Correspondent for economic policy and deputy head of business and “Money & More” for the Frankfurter Allgemeine Sunday newspaper in Berlin.

The woman pushes up the sleeve of her blouse, points to the plaster stuck to her shoulder. She just got back from vaccinations, she says on a summer’s day last year. Hardly any other country in the world had started the fourth corona vaccination as early as Chile, well organized as in previous rounds, as good as almost only in Israel. In between, not everything went well, the overly strict Covid regime with long lockdowns made people weary even in exemplary Chile.

The memory doesn’t die

But now it looks like it’s over. More than a year ago, the country opened up again to foreign tourists as one of the first long-distance travel destinations, albeit with complicated formalities. Only recently, just in time for the summer season in the southern hemisphere, did this hurdle fall. The lust for life has returned and with it the hustle and bustle on the nightlife areas all over the city, whether it’s the hip Lastarría district near the city center or the traditional entertainment area Bellavista across the river, the aforementioned Barrio Italia in the east or the slightly run-down Gründerzeit district in the west, where, in addition to the “French hairdresser” founded in 1868, the restaurant of the same name attracts the hungry.

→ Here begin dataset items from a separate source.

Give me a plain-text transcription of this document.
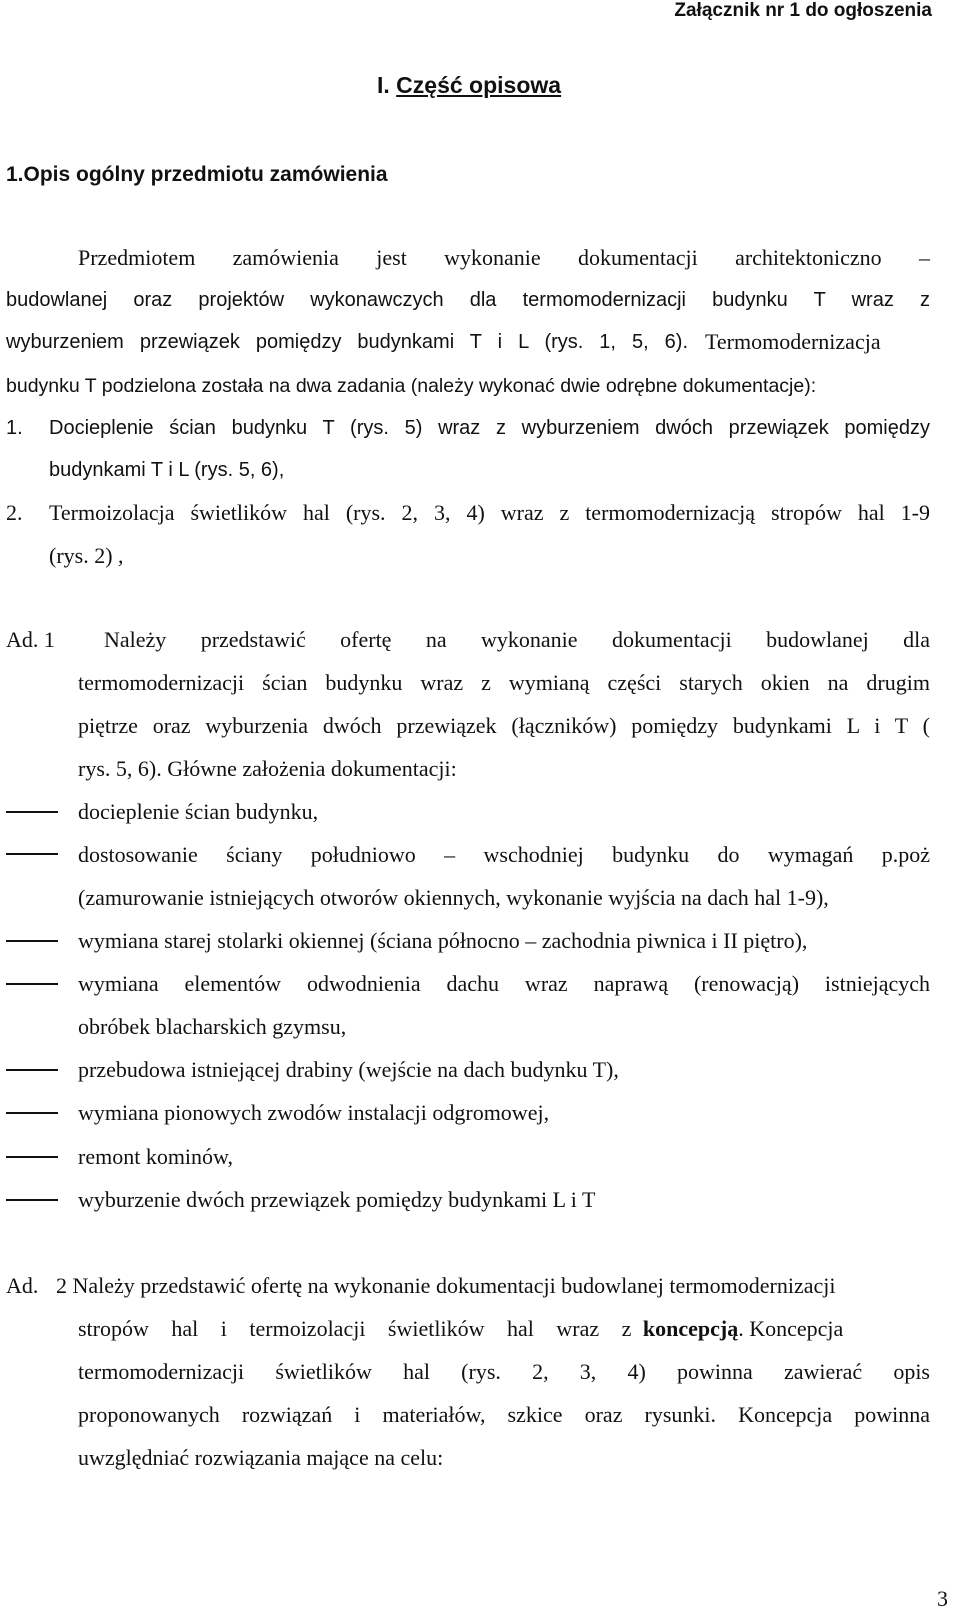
Załącznik nr 1 do ogłoszenia
I. Część opisowa
1.Opis ogólny przedmiotu zamówienia
Przedmiotem zamówienia jest wykonanie dokumentacji architektoniczno –
budowlanej oraz projektów wykonawczych dla termomodernizacji budynku T wraz z
wyburzeniem przewiązek pomiędzy budynkami T i L (rys. 1, 5, 6). Termomodernizacja
budynku T podzielona została na dwa zadania (należy wykonać dwie odrębne dokumentacje):
1. Docieplenie ścian budynku T (rys. 5) wraz z wyburzeniem dwóch przewiązek pomiędzy
budynkami T i L (rys. 5, 6),
2. Termoizolacja świetlików hal (rys. 2, 3, 4) wraz z termomodernizacją stropów hal 1-9
(rys. 2) ,
Ad. 1 Należy przedstawić ofertę na wykonanie dokumentacji budowlanej dla
termomodernizacji ścian budynku wraz z wymianą części starych okien na drugim
piętrze oraz wyburzenia dwóch przewiązek (łączników) pomiędzy budynkami L i T (
rys. 5, 6). Główne założenia dokumentacji:
docieplenie ścian budynku,
dostosowanie ściany południowo – wschodniej budynku do wymagań p.poż
(zamurowanie istniejących otworów okiennych, wykonanie wyjścia na dach hal 1-9),
wymiana starej stolarki okiennej (ściana północno – zachodnia piwnica i II piętro),
wymiana elementów odwodnienia dachu wraz naprawą (renowacją) istniejących
obróbek blacharskich gzymsu,
przebudowa istniejącej drabiny (wejście na dach budynku T),
wymiana pionowych zwodów instalacji odgromowej,
remont kominów,
wyburzenie dwóch przewiązek pomiędzy budynkami L i T
Ad. 2 Należy przedstawić ofertę na wykonanie dokumentacji budowlanej termomodernizacji
stropów hal i termoizolacji świetlików hal wraz z koncepcją. Koncepcja
termomodernizacji świetlików hal (rys. 2, 3, 4) powinna zawierać opis
proponowanych rozwiązań i materiałów, szkice oraz rysunki. Koncepcja powinna
uwzględniać rozwiązania mające na celu:
3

The city’s top chefs are once again dishing up oysters from the country’s humid south or dried blossoms from the desert in the north. And Rodolfo Guzmán’s “Boragó” can be found on every list of the world’s best restaurants, and at the end of an enjoyable evening the chef tells us how difficult it was during the pandemic without economic aid on a German scale.

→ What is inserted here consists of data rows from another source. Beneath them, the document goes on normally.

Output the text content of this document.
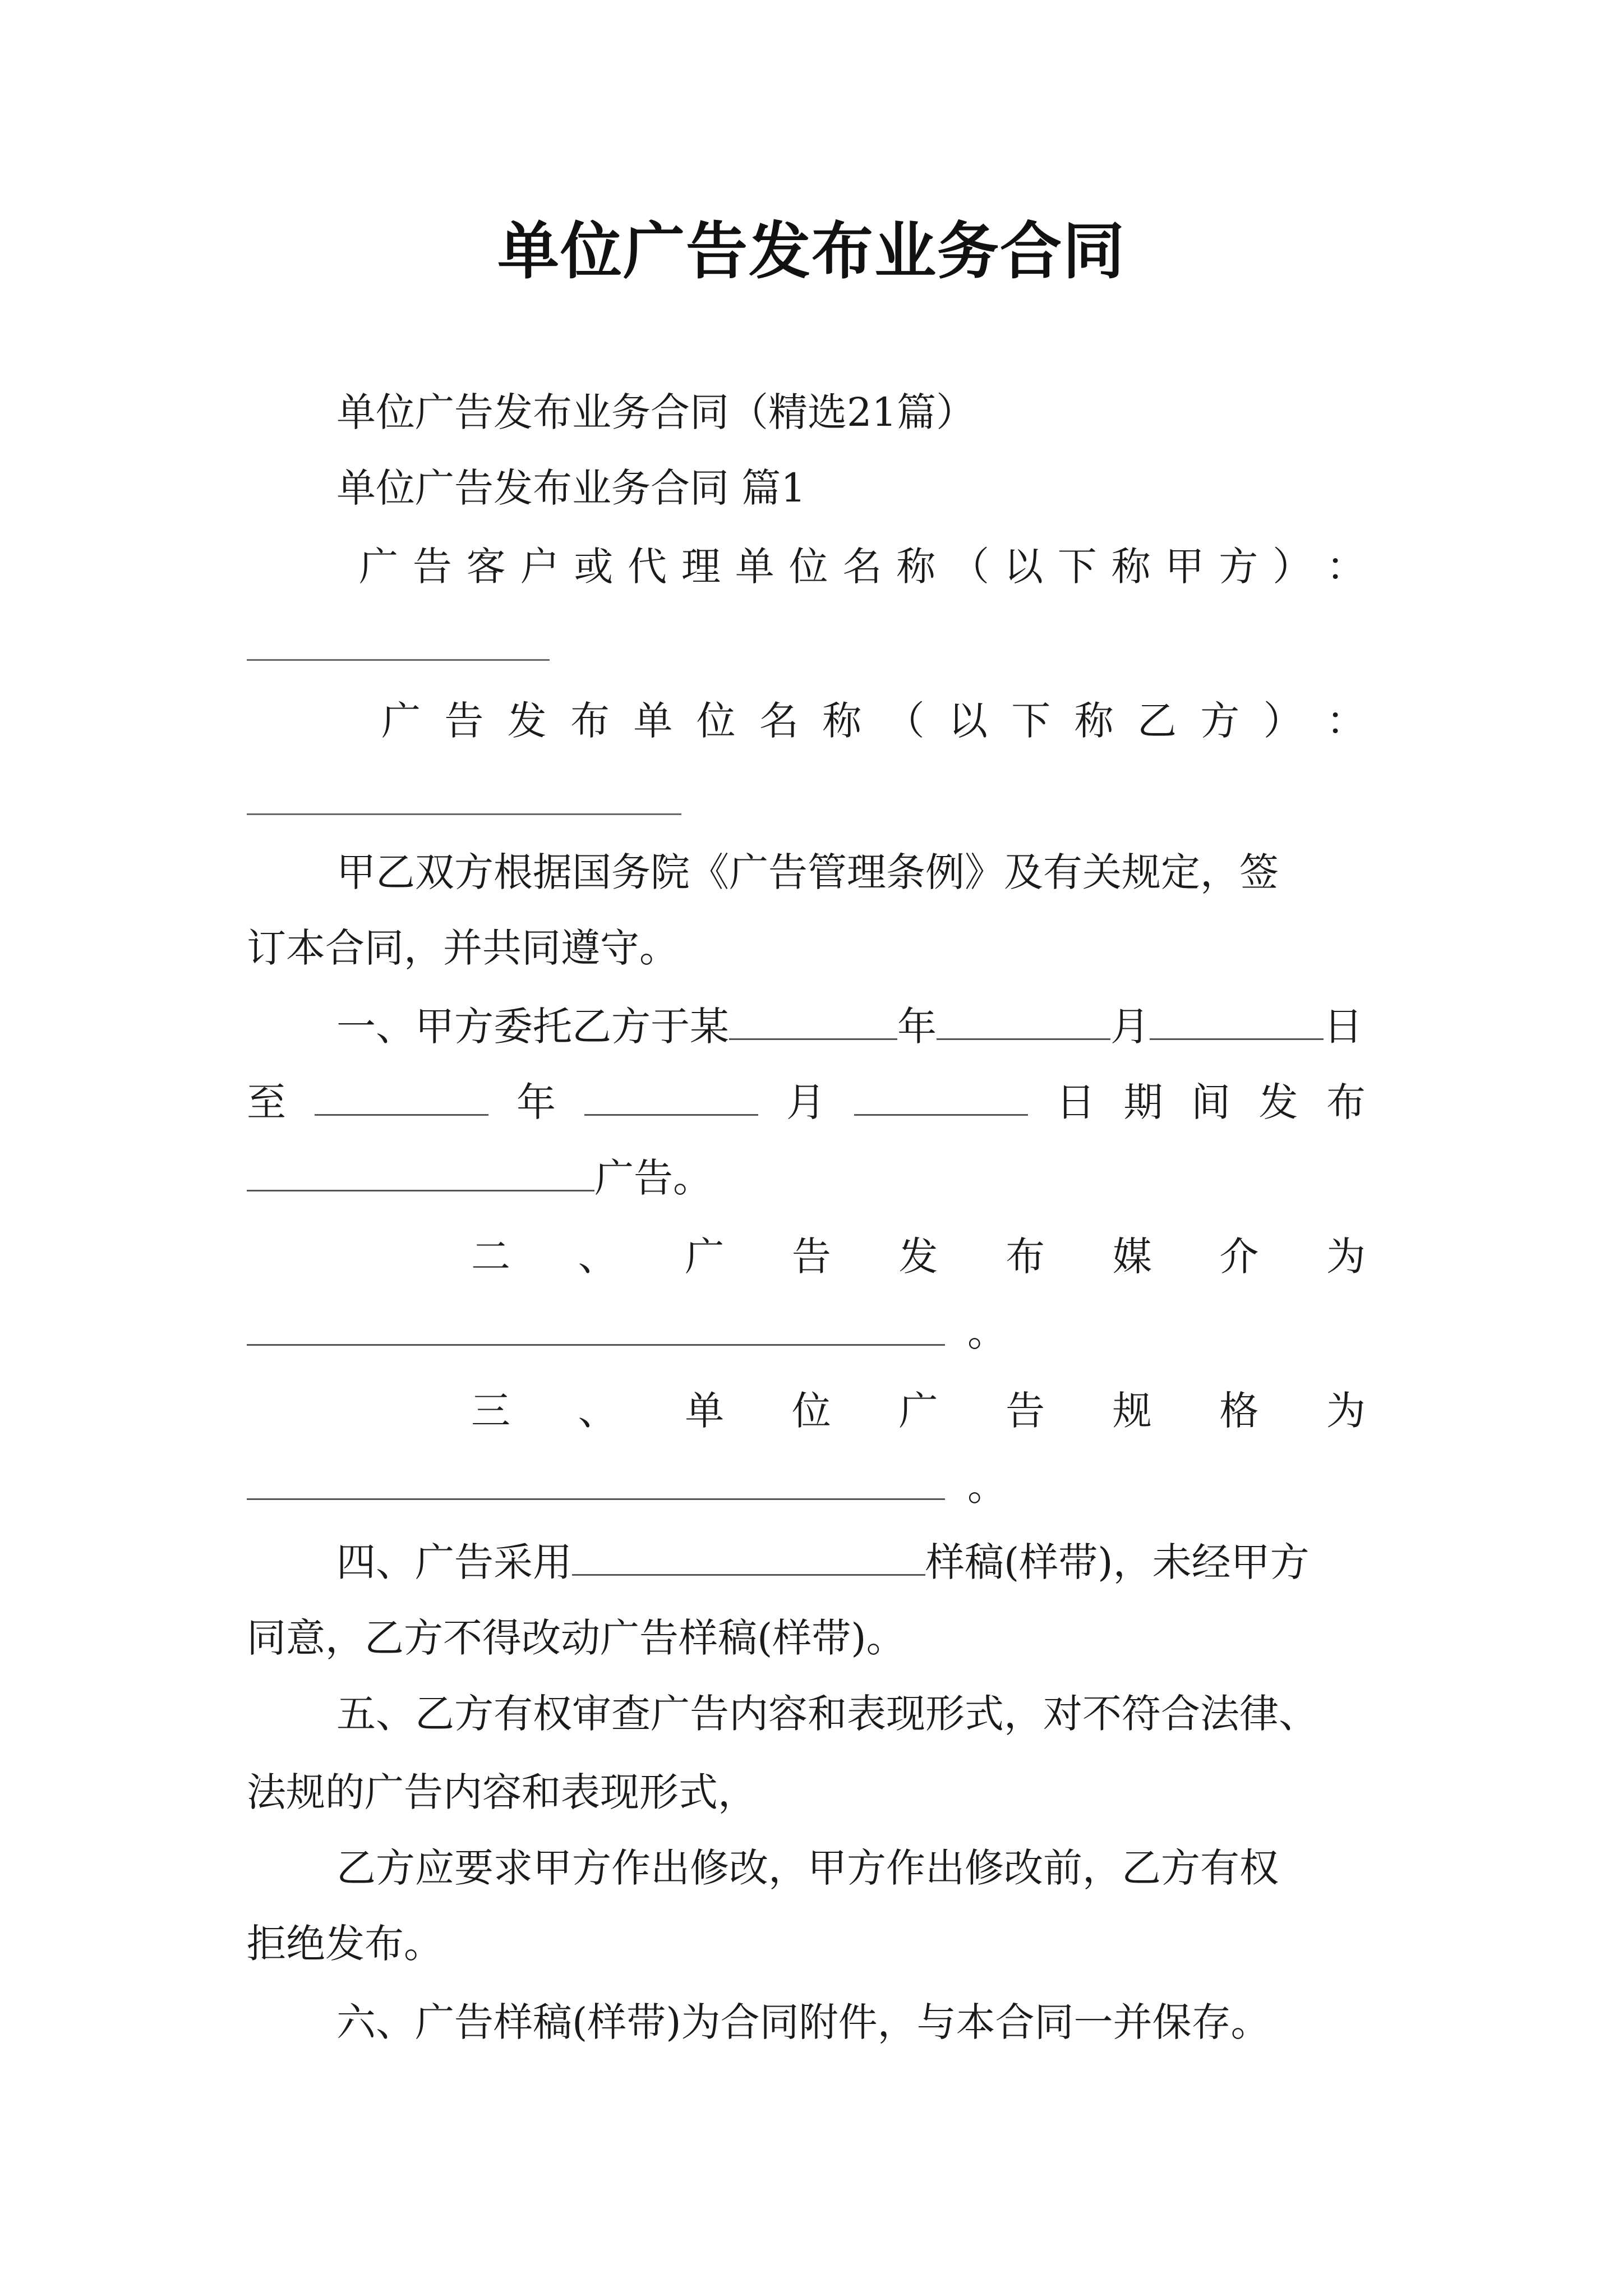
单位广告发布业务合同
单位广告发布业务合同（精选21篇）
单位广告发布业务合同 篇1
广 告 客 户 或 代 理 单 位 名 称 （ 以 下 称 甲 方 ） ：
广 告 发 布 单 位 名 称 （ 以 下 称 乙 方 ） ：
甲乙双方根据国务院《广告管理条例》及有关规定，签
订本合同，并共同遵守。
一、甲方委托乙方于某	年	月	日
至	年	月	日 期 间 发 布
广告。
二 、 广 告 发 布 媒 介 为
。
三 、 单 位 广 告 规 格 为
。
四、广告采用	样稿(样带)，未经甲方
同意，乙方不得改动广告样稿(样带)。
五、乙方有权审查广告内容和表现形式，对不符合法律、
法规的广告内容和表现形式，
乙方应要求甲方作出修改，甲方作出修改前，乙方有权
拒绝发布。
六、广告样稿(样带)为合同附件，与本合同一并保存。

Commemorating the victims of the military dictatorship

But it’s a different kind of liberation, not just post-Corona, which is why a trip to Chile can inspire a little optimism, especially now that in Europe an authoritarian ruler is waging war on a democracy. In the west of Santiago, not far behind the “French hairdresser”, there has been a multi-storey concrete building with a stone forecourt for a good decade, as big as the headquarters of a bank or insurance company. But it is a memorial to the victims of Augusto Pinochet’s military dictatorship after the coup of 1973, which marks its 50th anniversary this year.

For this reason, the German Federal Chancellor recently visited this “Museum of Remembrance and Human Rights”, which is larger than almost any contemporary history documentation center in Germany that is so proud of its culture of remembrance. Olaf Scholz spoke of “the oppression that the dictatorship left behind for me and many others in our country”.